Preheat your oven on 160'C / 325'F and line a large flat baking tray with baking paper.
Place the Peanut Butter, Maple Syrup, Coconut Oil and Vanilla Extract in a large heat-proof (and microwave-safe) bowl. Melt together until completelly smooth (1).
Add the Almond Flour, Baking Soda and Sea Salt (optional) and stir in with a stiff spatula to create a dough (2).
Using a small Ice Cream Scoop (3), scoop out the dough over the lined baking tray, leaving a little bit of room between each cookies.
With the back of a fork, gently press on each cookies to flatten them. Rotate the fork 90 degrees and press again on each cookies to create the criss-cross pattern (4).
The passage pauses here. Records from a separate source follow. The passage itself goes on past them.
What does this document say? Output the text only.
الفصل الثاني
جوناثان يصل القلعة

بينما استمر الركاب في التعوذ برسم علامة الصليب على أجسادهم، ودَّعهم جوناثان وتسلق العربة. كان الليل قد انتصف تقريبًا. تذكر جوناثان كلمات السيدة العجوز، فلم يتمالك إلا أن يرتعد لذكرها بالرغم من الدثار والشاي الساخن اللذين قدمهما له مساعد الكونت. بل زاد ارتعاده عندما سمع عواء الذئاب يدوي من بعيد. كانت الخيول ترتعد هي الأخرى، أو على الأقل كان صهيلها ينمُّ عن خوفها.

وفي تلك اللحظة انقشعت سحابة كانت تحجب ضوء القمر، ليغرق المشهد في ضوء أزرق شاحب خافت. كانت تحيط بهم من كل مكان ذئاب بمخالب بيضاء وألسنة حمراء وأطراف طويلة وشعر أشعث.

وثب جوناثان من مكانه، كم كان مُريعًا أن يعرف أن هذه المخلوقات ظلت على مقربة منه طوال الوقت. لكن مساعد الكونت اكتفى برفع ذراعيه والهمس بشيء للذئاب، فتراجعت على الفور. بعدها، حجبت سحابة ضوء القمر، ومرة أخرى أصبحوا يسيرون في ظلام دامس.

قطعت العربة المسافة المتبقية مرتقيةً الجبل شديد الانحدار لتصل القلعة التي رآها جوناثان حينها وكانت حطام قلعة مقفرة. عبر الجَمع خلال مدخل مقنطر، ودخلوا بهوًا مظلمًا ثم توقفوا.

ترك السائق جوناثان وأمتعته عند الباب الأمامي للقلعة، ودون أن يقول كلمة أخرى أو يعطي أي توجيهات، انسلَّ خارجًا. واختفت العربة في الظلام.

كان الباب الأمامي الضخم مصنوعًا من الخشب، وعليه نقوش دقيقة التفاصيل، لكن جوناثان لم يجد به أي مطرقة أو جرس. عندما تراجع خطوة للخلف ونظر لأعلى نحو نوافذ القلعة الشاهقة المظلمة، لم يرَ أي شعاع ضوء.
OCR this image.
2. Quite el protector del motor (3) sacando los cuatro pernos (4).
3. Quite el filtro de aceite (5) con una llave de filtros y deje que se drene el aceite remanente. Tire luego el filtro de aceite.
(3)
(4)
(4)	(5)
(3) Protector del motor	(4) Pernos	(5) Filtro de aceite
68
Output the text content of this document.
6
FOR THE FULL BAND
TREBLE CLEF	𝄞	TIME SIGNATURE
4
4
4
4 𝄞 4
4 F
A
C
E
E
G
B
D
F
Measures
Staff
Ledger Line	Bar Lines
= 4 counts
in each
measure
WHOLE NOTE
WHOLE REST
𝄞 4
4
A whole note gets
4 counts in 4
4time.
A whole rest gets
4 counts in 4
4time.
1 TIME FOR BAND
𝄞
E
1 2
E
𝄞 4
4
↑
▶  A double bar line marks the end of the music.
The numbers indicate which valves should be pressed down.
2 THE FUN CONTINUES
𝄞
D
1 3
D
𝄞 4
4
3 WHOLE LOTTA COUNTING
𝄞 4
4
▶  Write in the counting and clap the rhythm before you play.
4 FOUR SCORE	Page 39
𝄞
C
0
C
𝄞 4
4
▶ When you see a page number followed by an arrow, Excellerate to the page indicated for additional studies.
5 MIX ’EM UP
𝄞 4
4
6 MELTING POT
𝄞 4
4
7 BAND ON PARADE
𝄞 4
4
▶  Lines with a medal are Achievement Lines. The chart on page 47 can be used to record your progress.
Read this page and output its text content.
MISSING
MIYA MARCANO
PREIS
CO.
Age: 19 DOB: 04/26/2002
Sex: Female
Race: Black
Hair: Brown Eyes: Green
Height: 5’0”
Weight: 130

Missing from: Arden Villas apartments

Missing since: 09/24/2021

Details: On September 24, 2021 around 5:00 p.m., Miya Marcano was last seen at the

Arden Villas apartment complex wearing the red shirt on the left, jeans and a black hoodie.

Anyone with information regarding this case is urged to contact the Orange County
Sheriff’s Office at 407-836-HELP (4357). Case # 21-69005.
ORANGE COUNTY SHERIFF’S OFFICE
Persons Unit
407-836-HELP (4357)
Optional: sprinkle some sea salt over each cookies before baking them
Bake for 10 to 12 minutes or until golden brown. Remove from the oven and leave to cool down on the baking tray for at least 10 minutes before transferring over a cooling rack (5).
Notes
Depending on the temperature your ingredients are kept at, it could take 30 seconds or a couple of minutes to melt the ingredients together. Make sure to step every 30 seconds to stir until fully melted.
Make sure all the ingredients are well mixed together and all the almond flour is covered with the wet ingredients.
I used a 4 cm / 1,5 inch Ice Cream Scoop. That size made 15 cookies.
The cookies will not spread much in the oven. Try not to flatten the cookies too thin or they might break apart easily once cooled.
It is very important to let them cool down before moving them as they will be very soft and crumbly when still warm. They will harden when they cool down so allow at least 10 minutes on the baking tray before transferring over a cooling rack to finish the cooling.